Birincisi, Filistin sol-sosyalist hareketinin zayıflığı ve bu alanda yeterince ideolojik mücadele verememesidir. İkincisi, Hamas ve benzeri örgütlerin sahip oldukları dinci ve milliyetçi ideolojinin yarattığı hegemonyadır. Üçüncüsü, Türkiye ile kurulan “duygusal” ilişkilerdir. (Aslında Türkiye, en büyük “duygusal” ilişkiyi İsrail ile kurmuştur. Ama Filistin’de bunun yeterince görülmediği anlaşılıyor ) Buna bir de AKP ile olan ideolojik-kültürel ortaklığı eklemek gerekiyor. Dördüncüsü, bir Kürt statüsünün bölgenin dengesini değiştireceğinin ve bu durumun İsrail üzerindeki Arap kuşatmasını hafifleteceğinin düşünülmesidir. Beşincisi, özellikle Suriye savaşı sırasında ortaya çıkan Rojava statüsü ve bu süreçte ABD ile kurulan konjonktürel ilişkilerdir. Altıncısı, Kürt hareketinin sol ve seküler değerlere sahip olmasıdır.
Filistin yöneticilerinin tutumları ve Filistin kamuoyunda artan olumsuz yaklaşımlar, Kürt kamuoyunun tepkisini neden olmaktadır. Hatta İsrail’in yaptığı vahşet ve zulme “iyi oluyor” demeye varan reaksiyoner tutumlara kadar varmıştır. Ancak Kürt direniş hareketi geleneksel tutumunu sürdürmektedir, Yukarıdaki olumsuz örneklere, Hamas ve benzeri cihatçı grupların varlığına rağmen, Filistin davasının meşru olduğunu savunmaya, geçmişte kurulan ilişkilere büyük değer vermeye ve İsrail’in siyonist politikalarını eleştirmeye devam etmektedir.

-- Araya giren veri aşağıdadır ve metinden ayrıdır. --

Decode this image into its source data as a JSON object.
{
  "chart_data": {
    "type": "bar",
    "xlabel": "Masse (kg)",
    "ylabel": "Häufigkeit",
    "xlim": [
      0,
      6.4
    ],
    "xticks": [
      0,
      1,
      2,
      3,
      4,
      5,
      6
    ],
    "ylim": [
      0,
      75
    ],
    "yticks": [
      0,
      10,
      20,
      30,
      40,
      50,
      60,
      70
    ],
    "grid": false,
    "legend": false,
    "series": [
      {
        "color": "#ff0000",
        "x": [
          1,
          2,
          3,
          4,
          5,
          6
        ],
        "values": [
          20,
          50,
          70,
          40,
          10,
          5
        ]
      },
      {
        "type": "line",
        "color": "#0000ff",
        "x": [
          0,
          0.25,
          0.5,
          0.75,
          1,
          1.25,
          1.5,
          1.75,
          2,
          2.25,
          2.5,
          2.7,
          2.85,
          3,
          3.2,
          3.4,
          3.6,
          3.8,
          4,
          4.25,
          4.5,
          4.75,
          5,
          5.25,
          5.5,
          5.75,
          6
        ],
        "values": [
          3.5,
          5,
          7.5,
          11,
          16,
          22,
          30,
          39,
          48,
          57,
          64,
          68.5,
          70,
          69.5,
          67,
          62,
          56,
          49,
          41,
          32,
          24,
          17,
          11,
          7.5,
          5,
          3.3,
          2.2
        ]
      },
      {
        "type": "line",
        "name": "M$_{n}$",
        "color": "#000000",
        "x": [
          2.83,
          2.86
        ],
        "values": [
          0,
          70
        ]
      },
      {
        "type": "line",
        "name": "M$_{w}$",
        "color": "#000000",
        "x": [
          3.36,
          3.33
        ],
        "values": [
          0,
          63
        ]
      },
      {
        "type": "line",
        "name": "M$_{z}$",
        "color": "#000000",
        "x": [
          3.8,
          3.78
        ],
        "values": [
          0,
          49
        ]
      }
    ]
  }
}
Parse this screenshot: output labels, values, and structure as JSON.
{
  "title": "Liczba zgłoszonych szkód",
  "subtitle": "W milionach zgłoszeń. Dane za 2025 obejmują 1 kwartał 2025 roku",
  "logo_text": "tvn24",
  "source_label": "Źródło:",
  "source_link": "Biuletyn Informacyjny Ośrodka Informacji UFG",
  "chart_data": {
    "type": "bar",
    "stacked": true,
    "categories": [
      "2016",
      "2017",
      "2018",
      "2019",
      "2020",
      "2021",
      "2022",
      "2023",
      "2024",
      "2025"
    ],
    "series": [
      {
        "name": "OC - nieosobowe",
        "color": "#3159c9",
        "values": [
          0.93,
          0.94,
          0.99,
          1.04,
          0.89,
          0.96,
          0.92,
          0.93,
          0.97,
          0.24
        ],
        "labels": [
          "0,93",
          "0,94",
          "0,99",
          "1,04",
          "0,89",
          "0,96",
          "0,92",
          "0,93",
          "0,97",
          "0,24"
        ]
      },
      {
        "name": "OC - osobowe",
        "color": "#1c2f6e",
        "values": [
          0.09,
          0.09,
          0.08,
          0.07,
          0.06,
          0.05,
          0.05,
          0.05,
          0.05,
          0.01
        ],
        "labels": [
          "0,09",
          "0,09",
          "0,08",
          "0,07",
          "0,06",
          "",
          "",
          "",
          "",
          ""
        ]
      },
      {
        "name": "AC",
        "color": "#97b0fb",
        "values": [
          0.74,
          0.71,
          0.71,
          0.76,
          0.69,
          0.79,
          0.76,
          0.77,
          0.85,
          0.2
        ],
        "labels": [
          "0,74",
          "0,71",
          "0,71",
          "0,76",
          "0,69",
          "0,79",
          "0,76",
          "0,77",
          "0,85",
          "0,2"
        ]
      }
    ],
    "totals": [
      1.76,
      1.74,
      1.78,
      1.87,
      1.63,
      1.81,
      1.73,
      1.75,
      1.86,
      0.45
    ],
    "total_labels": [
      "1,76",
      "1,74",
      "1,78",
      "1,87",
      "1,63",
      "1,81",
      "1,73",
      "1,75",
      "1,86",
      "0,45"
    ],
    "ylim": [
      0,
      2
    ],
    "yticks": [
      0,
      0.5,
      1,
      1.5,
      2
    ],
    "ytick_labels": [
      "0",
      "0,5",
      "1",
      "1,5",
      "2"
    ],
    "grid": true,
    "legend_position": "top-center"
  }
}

Savunduğu sol değerler gereği tüm Ortadoğu halkları için demokratik konfederal program önermektedir.
Bu programın nesnellik kazanması önünde büyük engeller bulunmasına karşın, başta Kürt ve Filistin halkları olmak üzere tüm Ortadoğu halklarının çıkarına olduğunu ısrarla savunmaktadır.